I have a very large collection on MongoDB and I want to remove the duplicate record from that collection. First thought comes to my mind is to drop the index and reconstruct the index with dropDups. However, the duplicated data is too many to be handled by MongoDB.
So I turns to MapReduce for help. Here is my current progress.
m = function () {
emit(this.myid, 1);
}
r = function (k, vals) {
return Array.sum(vals);
}
res = db.userList.mapReduce(m,r, { out : "myoutput" });
And all the duplicate record's "myid" are stored in "myoutput" collection. However, I don't know how to remove the record from userList by referencing myoutput.myid.
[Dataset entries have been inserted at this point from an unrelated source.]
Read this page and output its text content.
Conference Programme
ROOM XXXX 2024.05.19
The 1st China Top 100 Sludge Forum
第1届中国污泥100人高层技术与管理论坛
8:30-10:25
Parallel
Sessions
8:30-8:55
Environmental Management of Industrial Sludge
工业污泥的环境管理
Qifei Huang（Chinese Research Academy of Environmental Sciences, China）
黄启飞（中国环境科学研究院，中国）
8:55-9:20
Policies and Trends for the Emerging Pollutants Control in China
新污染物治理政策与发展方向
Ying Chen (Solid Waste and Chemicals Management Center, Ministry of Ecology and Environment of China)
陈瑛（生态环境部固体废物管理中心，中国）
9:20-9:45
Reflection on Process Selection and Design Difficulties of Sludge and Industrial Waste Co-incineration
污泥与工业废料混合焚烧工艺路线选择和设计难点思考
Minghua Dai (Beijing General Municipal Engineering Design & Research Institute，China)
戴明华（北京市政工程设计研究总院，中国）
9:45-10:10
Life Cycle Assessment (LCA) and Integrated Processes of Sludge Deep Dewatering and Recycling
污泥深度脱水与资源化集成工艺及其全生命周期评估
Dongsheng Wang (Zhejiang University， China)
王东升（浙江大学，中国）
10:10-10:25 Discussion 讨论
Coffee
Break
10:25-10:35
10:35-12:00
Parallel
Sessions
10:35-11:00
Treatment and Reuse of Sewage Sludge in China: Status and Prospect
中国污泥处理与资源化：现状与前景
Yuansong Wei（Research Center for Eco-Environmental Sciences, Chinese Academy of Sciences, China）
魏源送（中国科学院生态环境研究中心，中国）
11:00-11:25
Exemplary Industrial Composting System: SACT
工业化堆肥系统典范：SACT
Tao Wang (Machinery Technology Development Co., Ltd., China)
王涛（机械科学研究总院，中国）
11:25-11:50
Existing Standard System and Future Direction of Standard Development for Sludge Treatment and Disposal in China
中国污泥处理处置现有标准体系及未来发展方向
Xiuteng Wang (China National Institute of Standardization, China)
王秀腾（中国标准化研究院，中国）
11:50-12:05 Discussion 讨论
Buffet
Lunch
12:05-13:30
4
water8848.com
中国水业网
It supposes to be something like this:
db.myoutput.find({value: {$gt: 1}}).forEach(
function(obj) {
db.userList.remove(xxxxxxxxx) // I don't know how to do so
})
Btw, using foreach seems will wipe all records with the sane myid. But I just want to remove duplicate records. Ex:
{ "_id" : ObjectId("4edc6773e206a55d1c0000d8"), "myid" : 0 }
{ "_id" : ObjectId("4edc6780e206a55e6100011a"), "myid" : 0 }
{ "_id" : ObjectId("4edc6784e206a55ed30000c1"), "myid" : 0 }
The final result should preserve only one record. Can someone give me some help on this?
Thank you. :)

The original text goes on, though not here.